Frederic Massara

Personal information
- Full name: Frederic Massara
- Date of birth: 11 November 1968 (age 57)
- Place of birth: Turin, Italy
- Height: 1.78 m (5 ft 10 in)
- Position: Forward

Team information
- Current team: Juventus FC (Chief Football Officer)

Youth career
- Torino

Senior career*
- Years: Team / Apps / (Gls)
- 1986–1987: Torino / 0 / (0)
- 1987–1991: Pavia / 123 / (26)
- 1991–1994: Pescara / 100 / (15)
- 1994–1996: Fidelis Andria / 72 / (8)
- 1996–1998: Palermo / 51 / (4)
- 1998–1999: Arezzo / 27 / (6)
- 1999–2000: Pescara / 21 / (0)
- 2000–2001: Moncalieri / 30 / (2)
- 2001–2002: Fidelis Andria / 8 / (0)
- 2002–2003: Tivoli / 7 / (1)

= Frederic Massara =

Italian footballer, coach, and director

Frederic Massara (born 11 November 1968) is an Italian football director, coach and former player. He is the Chief Football Officer of Juventus.

==Club career==
A quick attacking forward, Massara started his career in the youth ranks of Torino, but never managed to break through the first team and was eventually sold to Serie C1 club Pavia. In 1991 he joined Pescara, playing three years under head coach Giovanni Galeone, being featured as a wing forward in an attacking 4–3–3 lineup that won promotion to Serie A in 1992. He made his Serie A debut in the 1992–93 season, in what would remain his lone top flight season as a player.

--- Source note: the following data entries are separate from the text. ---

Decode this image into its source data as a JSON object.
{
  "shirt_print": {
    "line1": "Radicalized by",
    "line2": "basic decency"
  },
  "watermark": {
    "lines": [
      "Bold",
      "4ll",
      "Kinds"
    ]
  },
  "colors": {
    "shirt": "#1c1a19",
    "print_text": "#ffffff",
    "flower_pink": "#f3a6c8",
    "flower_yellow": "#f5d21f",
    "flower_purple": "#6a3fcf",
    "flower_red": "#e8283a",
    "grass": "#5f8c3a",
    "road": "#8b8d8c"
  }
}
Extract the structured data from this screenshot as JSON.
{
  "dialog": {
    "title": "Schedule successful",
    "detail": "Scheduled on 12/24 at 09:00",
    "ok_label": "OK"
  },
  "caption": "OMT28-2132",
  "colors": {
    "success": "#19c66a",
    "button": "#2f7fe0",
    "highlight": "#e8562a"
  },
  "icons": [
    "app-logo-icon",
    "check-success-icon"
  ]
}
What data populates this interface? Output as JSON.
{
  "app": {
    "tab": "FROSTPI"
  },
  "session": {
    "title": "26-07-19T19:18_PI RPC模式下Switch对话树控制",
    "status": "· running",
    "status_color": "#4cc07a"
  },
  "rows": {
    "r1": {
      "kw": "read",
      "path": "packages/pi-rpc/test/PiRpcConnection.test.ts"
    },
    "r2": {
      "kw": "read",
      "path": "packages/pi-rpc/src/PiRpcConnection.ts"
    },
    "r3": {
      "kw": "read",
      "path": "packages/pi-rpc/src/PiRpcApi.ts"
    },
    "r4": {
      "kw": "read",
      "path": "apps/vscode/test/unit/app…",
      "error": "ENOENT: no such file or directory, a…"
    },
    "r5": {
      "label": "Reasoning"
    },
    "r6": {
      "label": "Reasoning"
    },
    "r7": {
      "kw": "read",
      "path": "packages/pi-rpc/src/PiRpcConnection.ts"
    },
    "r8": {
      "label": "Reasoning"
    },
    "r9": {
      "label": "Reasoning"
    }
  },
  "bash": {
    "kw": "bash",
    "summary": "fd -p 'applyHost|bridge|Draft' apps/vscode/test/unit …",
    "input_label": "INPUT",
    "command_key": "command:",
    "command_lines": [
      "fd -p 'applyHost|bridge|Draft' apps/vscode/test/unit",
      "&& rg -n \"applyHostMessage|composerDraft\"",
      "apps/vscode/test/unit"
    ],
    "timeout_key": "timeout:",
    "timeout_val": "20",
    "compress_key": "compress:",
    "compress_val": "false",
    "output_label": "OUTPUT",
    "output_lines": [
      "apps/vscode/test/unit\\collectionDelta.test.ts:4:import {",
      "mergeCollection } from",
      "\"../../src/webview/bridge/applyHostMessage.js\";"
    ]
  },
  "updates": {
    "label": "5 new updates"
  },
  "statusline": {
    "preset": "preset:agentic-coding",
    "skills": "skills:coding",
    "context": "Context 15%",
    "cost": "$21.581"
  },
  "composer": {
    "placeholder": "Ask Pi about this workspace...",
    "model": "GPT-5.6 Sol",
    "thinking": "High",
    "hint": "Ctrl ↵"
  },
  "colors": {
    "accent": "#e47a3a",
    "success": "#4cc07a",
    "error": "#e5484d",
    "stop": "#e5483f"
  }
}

After Pescara, he joined another Serie B club, Fidelis Andria, with little success; following that, he played with several other teams at Serie B, Serie C1 and Serie C2 level before retiring in 2003.

==Managerial career==
Following his retirement as a player, Massara became a coach, working as an assistant for Benevento (2006–07), Pescara (2007) and Martina (2007–08).

In July 2008 he joined Palermo director of football Walter Sabatini as one of his collaborators for the Sicilians. He then followed Sabatini on the same role at Roma.

In May 2011, he became a formally licensed director of football after passing the specific Italian Football Federation classes.

He was successively named as director of football of Roma in October 2016, taking over from Sabatini himself; he however left the role soon later to re-join with Sabatini in his new role at Inter Milan and Jiangsu Suning.

On 1 June 2018, Massara returned to Roma as the club's general secretary, working alongside new director of football Monchi, and then replacing him after the latter's dismissal on 8 March 2019. On 5 June, Massara and Roma mutually parted ways.

On 21 June 2019, he was named new sporting director of Milan. On 17 November 2022, he was recognised as Sporting Director of the Year alongside fellow Milan director Paolo Maldini at the 2022 Globe Soccer Awards. Since summer 2024, he is a sporting director in Ligue 1 club, Stade Rennais but was dismissed after one season following a succession of failed signings in the transfer window. He replaced Florent Ghisolfi at Roma on June 18, 2025.

From 7 July 2026 he is the new Chief Football Officer at Juventus FC.